After complying with the jurisdictional requirements, the land registration court issued an order of general default, excepting the State which was duly represented by the Solicitor General.

Land Registration Court:

The land registration court granted Tan’s application. The court confirmed her title over the subject lot and ordered its registration.

The Republic appealed the case to the CA, arguing that Tan failed to prove that she is a Filipino citizen who has been in open, continuous, exclusive, and notorious possession and occupation of the subject lot, in the concept of an owner, since June 12, 1945, or earlier.

CA Ruling:

The CA denied the appeal. The CA observed that under the Public Land Act, there are two kinds of applicants for original registration: (1) those who had possessed the land since June 12, 1945; and (2) those who already acquired the property through prescription. The respondent’s application fell under the second category.

The CA noted that before land of the public domain can be acquired by prescription, it must have been declared alienable and disposable agricultural land. The CA pointed to the certification issued by the Community Environment and Natural Resources Office (CENRO) as evidence that the subject was classified as alienable and disposable on September 1, 1965

The Republic filed the present petition for review on certiorari.

Issue:

WON the land is under public domain?

Ruling:

Yes, the land is under public domain.

The court ruled that only private property can be acquired by prescription. Property of public dominion is outside the commerce of man. It cannot be the object of prescription  because prescription does not run against the State in its sovereign capacity. However, when property of public dominion is no longer intended for public use or for public service, it becomes part of the patrimonial property of the State.  When this happens, the property is withdrawn from public dominion and becomes property of private ownership, albeit still owned by the State. The property is now brought within the commerce of man and becomes susceptible to the concepts of legal possession and prescription.1avvphi1There must be an express declaration by the State that the public dominion property is no longer intended for public service or the development of the national wealth or that the property has been converted into patrimonial. Without such express declaration, the property, even if classified as alienable or disposable, remains property of the public dominion, pursuant to Article 420(2), and thus incapable of acquisition by prescription.

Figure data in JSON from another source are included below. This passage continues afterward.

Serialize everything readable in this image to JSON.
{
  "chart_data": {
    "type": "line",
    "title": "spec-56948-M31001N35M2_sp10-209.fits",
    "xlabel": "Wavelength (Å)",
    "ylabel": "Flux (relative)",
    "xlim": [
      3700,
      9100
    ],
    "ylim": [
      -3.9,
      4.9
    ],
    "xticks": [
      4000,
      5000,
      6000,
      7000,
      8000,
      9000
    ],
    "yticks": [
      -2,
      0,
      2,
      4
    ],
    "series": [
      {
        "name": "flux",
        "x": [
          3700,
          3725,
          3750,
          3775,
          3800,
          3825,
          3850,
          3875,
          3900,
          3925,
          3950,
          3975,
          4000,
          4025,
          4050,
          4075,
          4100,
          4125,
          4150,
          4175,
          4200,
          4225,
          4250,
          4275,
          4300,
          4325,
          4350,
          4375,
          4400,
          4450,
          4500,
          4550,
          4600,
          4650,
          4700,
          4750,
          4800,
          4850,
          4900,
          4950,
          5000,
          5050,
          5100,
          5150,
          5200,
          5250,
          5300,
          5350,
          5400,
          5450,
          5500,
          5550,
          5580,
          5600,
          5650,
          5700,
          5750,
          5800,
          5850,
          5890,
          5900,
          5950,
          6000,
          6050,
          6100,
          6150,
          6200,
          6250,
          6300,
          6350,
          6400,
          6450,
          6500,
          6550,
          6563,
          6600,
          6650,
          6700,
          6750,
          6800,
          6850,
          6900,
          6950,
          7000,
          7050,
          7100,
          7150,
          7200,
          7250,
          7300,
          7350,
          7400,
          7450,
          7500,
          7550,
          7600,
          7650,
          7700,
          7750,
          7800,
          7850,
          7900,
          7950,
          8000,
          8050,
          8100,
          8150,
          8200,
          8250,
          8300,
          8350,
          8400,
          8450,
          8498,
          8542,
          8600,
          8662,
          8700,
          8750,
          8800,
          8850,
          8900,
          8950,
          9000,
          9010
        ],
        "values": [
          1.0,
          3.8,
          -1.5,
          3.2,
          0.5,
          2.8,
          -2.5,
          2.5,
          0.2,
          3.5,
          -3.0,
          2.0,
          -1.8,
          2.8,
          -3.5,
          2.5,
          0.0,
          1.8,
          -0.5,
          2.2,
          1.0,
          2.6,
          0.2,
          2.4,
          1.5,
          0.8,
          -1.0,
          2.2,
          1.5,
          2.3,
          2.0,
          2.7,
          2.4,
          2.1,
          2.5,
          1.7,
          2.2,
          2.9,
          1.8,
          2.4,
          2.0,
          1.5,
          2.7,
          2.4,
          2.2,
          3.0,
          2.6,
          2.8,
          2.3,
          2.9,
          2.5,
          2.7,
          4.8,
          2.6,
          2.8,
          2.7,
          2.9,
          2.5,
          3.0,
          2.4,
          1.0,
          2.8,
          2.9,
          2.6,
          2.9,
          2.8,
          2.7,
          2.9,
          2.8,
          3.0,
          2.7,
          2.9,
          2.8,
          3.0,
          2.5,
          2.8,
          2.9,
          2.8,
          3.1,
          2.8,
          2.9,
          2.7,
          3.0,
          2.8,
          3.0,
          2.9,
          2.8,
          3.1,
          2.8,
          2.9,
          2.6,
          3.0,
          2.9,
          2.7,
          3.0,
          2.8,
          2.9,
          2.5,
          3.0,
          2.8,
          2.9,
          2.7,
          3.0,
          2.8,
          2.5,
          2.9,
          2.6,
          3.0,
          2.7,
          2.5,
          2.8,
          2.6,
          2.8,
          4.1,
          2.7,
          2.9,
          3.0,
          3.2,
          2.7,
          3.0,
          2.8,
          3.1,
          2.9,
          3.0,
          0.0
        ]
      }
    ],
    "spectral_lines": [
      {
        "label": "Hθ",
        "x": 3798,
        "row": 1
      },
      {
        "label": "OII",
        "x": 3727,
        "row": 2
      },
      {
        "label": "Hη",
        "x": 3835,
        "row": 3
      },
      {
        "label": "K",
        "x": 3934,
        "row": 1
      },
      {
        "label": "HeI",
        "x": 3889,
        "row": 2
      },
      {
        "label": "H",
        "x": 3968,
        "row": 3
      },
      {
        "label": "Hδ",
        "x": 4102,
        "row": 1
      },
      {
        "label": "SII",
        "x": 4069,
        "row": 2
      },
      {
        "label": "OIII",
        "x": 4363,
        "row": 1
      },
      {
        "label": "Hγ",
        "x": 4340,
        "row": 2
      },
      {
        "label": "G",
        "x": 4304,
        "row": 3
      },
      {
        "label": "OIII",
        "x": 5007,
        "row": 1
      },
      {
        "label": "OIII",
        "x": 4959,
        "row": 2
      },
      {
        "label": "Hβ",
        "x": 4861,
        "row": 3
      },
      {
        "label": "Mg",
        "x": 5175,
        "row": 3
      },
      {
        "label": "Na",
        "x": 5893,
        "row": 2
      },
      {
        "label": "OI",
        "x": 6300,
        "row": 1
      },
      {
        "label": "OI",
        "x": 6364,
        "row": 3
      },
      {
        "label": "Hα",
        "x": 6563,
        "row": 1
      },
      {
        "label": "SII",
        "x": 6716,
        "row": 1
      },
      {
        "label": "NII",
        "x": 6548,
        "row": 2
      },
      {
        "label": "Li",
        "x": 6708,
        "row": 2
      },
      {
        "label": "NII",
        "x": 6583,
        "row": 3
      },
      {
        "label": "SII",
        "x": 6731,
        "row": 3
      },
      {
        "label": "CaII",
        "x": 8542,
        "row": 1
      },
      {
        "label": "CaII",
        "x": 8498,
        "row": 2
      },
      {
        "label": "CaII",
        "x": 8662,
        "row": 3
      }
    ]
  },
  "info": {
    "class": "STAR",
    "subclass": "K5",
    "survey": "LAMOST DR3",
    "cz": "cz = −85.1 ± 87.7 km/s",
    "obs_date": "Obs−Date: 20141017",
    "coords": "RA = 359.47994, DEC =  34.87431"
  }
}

In this case, Even though it has been declared alienable and disposable, the property has not been withdrawn from public use or public service. Without this, prescription cannot begin to run because the property has not yet been converted into patrimonial property of the State. It remains outside the commerce of man and the respondent’s physical possession and occupation thereof do not produce any legal effect. The respondent has never acquired legal possession of the property.

Hence, the land is under public domain.